House Passes 2 Year CHIP Extension Included in ‘SGR’ Compromise Deal

Editor’s Note UPDATE: Yesterday, the House passed this SGR-CHIP package, H.R.2, by a tremendous bipartisan vote (392-37-4).  Despite attempts by Senate leadership to get a vote to the floor before their recess, it looks like they will be taking the package up when they return April 13th. Stay tuned…

We’ve all been watching developments on the Hill (and our calendars!) to see what lawmakers would do about the need to extend funding for CHIP beyond this September. As Say Ahhh! readers are well aware, this year’s CHIP conversations began with Democrats calling for a clean, four-year extension with improvements and Republicans releasing a discussion draft of items that would rollback the successful children’s coverage we know today. (See our detailed summary of these proposals here.)

The current CHIP debate is happening as part of a larger package of health care improvements riding with the Medicare “doc fix” legislation that addresses deficiencies in the Sustainable Growth Rate (SGR) Medicare provider reimbursement formula. As reported recently in several news outlets, Speaker Boehner and Minority Leader Pelosi have agreed to a possible deal to make a permanent fix to SGR along with a clean extension of CHIP. Because the current SGR fix expires at the end of March, this is a fast-moving vehicle with real potential to get CHIP extended before the summer.
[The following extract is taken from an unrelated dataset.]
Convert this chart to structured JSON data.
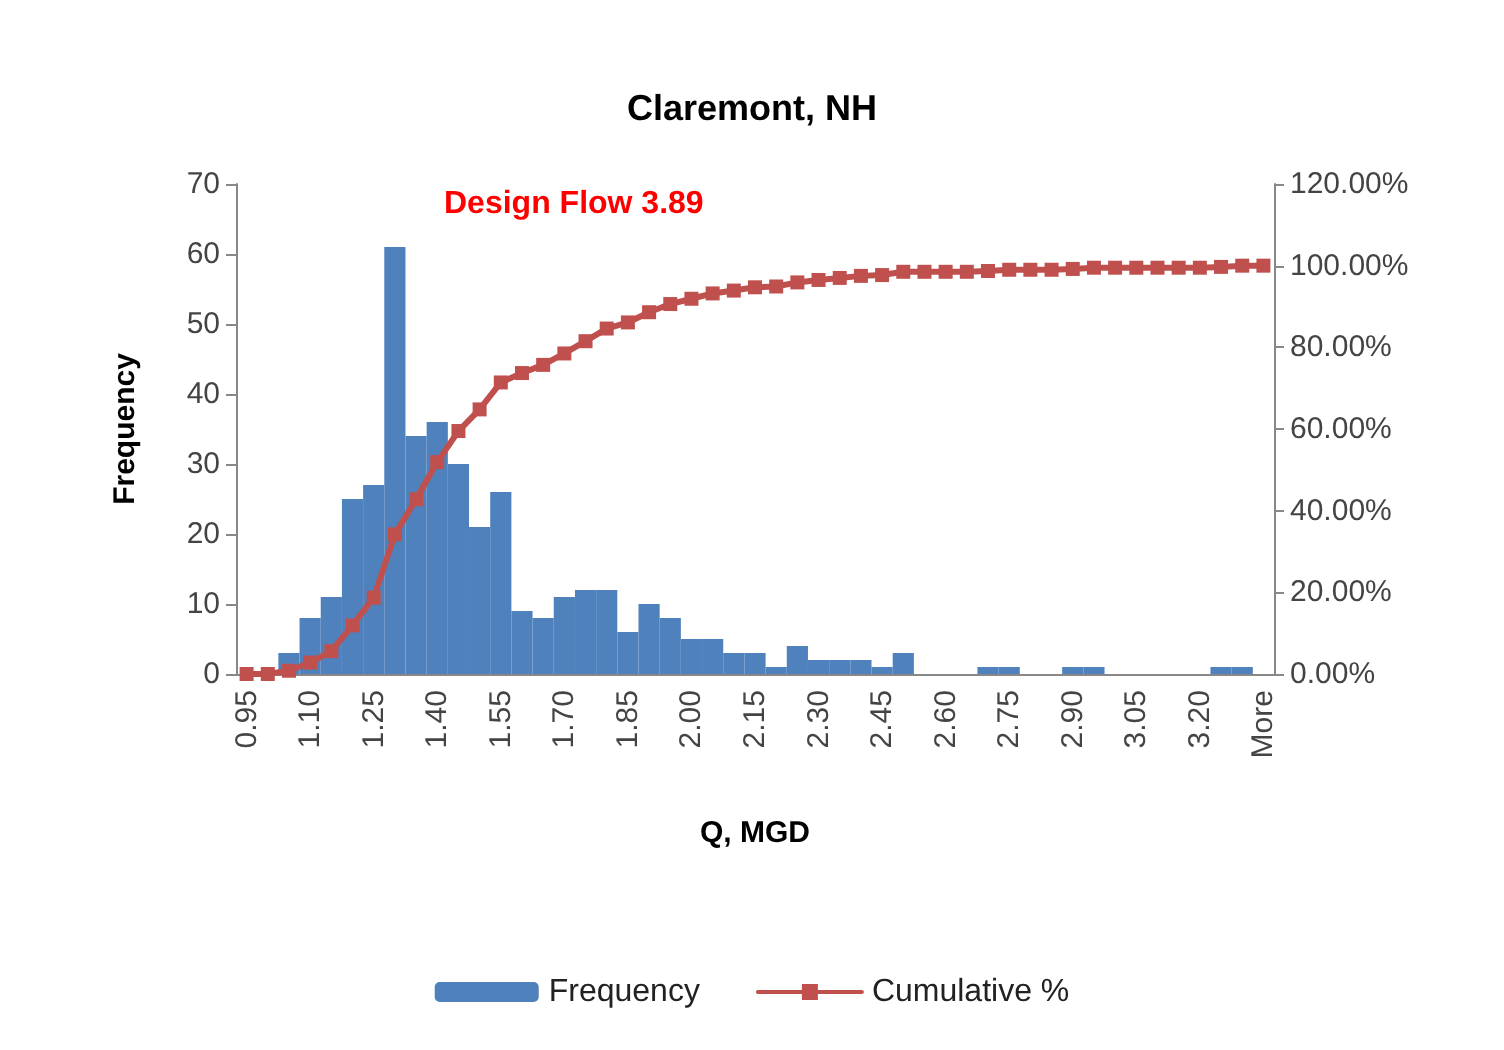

Time is also of the essence for Congress to extend CHIP funding as state legislatures finalize their FY2016 budgets and need to know whether or not they’ll get the federal funding they need to keep coverage stable for children.
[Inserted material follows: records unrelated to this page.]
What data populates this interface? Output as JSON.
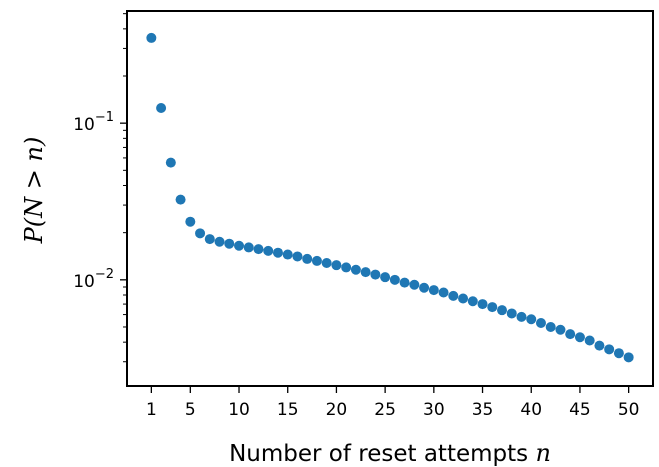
{
  "chart_data": {
    "type": "scatter",
    "title": "",
    "xlabel": "Number of reset attempts",
    "xlabel_var": "n",
    "ylabel": "P(N > n)",
    "yscale": "log",
    "xlim": [
      -1.5,
      52.5
    ],
    "ylim": [
      0.0021,
      0.52
    ],
    "grid": false,
    "marker_color": "#1f77b4",
    "x_ticks": [
      1,
      5,
      10,
      15,
      20,
      25,
      30,
      35,
      40,
      45,
      50
    ],
    "x_tick_labels": [
      "1",
      "5",
      "10",
      "15",
      "20",
      "25",
      "30",
      "35",
      "40",
      "45",
      "50"
    ],
    "y_ticks": [
      0.1,
      0.01
    ],
    "y_tick_labels": [
      {
        "base": "10",
        "exp": "−1"
      },
      {
        "base": "10",
        "exp": "−2"
      }
    ],
    "series": [
      {
        "x": [
          1,
          2,
          3,
          4,
          5,
          6,
          7,
          8,
          9,
          10,
          11,
          12,
          13,
          14,
          15,
          16,
          17,
          18,
          19,
          20,
          21,
          22,
          23,
          24,
          25,
          26,
          27,
          28,
          29,
          30,
          31,
          32,
          33,
          34,
          35,
          36,
          37,
          38,
          39,
          40,
          41,
          42,
          43,
          44,
          45,
          46,
          47,
          48,
          49,
          50
        ],
        "values": [
          0.35,
          0.125,
          0.056,
          0.0325,
          0.0235,
          0.0198,
          0.0182,
          0.0175,
          0.017,
          0.0165,
          0.0161,
          0.0157,
          0.0153,
          0.0149,
          0.0145,
          0.0141,
          0.0136,
          0.0132,
          0.0128,
          0.0124,
          0.012,
          0.0116,
          0.0112,
          0.0108,
          0.0104,
          0.01,
          0.0096,
          0.0093,
          0.0089,
          0.0086,
          0.0083,
          0.0079,
          0.0076,
          0.0073,
          0.007,
          0.0067,
          0.0064,
          0.0061,
          0.0058,
          0.0056,
          0.0053,
          0.005,
          0.0048,
          0.0045,
          0.0043,
          0.0041,
          0.0038,
          0.0036,
          0.0034,
          0.0032
        ]
      }
    ]
  }
}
So what’s in the SGR deal related to CHIP?

According to details released today, the package would extend CHIP funding for two years under current law, including:

  • Maintaining CHIP’s current financing structure, including fully funded allotments through FFY 2017 (this also includes qualifying states provision and contingency fund);
  • Authorization of express lane eligibility (ELE) through FFY 2017;
  • ACA “stairstep” provision that moved some school-aged, separate CHIP children into Medicaid;
  • 23 percentage-point increase to the federal CHIP match, which begins October 1, 2015 (FFY 2016);
  • Maintenance of effort (MOE) for children’s coverage in Medicaid and CHIP, which requires states to maintain their eligibility levels and enrollment processes for children through 2019;
  • CHIPRA outreach and enrollment grants ($40M); and
  • CHIPRA quality provisions ($10M for childhood obesity demonstrations and $20M for pediatric quality measures).
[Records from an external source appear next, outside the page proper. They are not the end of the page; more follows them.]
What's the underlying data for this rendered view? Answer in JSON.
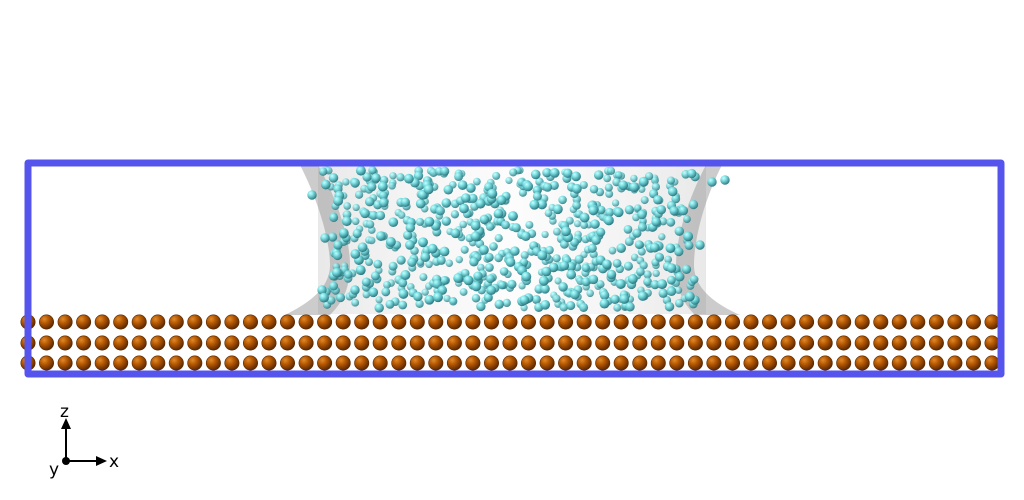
{
  "scene": {
    "description_free": true,
    "colors": {
      "background": "#ffffff",
      "box_edge": "#5555ee",
      "substrate_atom": "#b85a00",
      "substrate_atom_dark": "#6e3300",
      "liquid_atom_light": "#88eeee",
      "liquid_atom_dark": "#2e7f86",
      "meniscus_surface": "#9a9a9a"
    },
    "substrate": {
      "layers": 3,
      "atoms_per_layer": 53
    },
    "liquid": {
      "atom_count": 700
    }
  },
  "axes_triad": {
    "z_label": "z",
    "x_label": "x",
    "y_label": "y",
    "color": "#000000"
  }
}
What else in this deal would impact low-income kids and families?

A separate “extenders” part of the deal also includes a number of items that also would expire soon without action, including an additional two years of funding for home visiting programs, family-to-family information centers, and community health centers. It would also permanently authorize Transitional Medical Assistance (TMA, SSA 1925), which provides Medicaid to beneficiaries transitioning to employment.

Why only two years?

The length of any extension is far from the only CHIP policy issue in these talks, despite all the attention it is given. Rather, the extent to which an extension of any length maintains current policy or makes changes that could make kids worse off is also key. In this regard, what we don’t see in this package is also noteworthy. There are NO offsets or pay-fors that make cuts to Medicaid or the ACA. Pretty remarkable considering that House and Senate budget plans proposed such cuts just last week. And unlike last month’s CHIP discussion draft from House and Senate Republican health leaders, this package does not include any changes to CHIP that would roll back coverage for kids. A four-year, clean extension is something child advocates continue to prefer– a longer period would provide additional peace of mind for families and stability for state budgets. Indeed, House and Senate Democrats have made their preference for four years clear.

So what’s next?

Likely an up or down House vote on the full SGR/CHIP/extenders package before the House leaves for recess Friday. If the House passes the package then all eyes will be on the Senate. Stay tuned…

Elisabeth Wright Burak is a Senior Fellow at the Georgetown University McCourt School of Public Policy’s Center for Children and Families.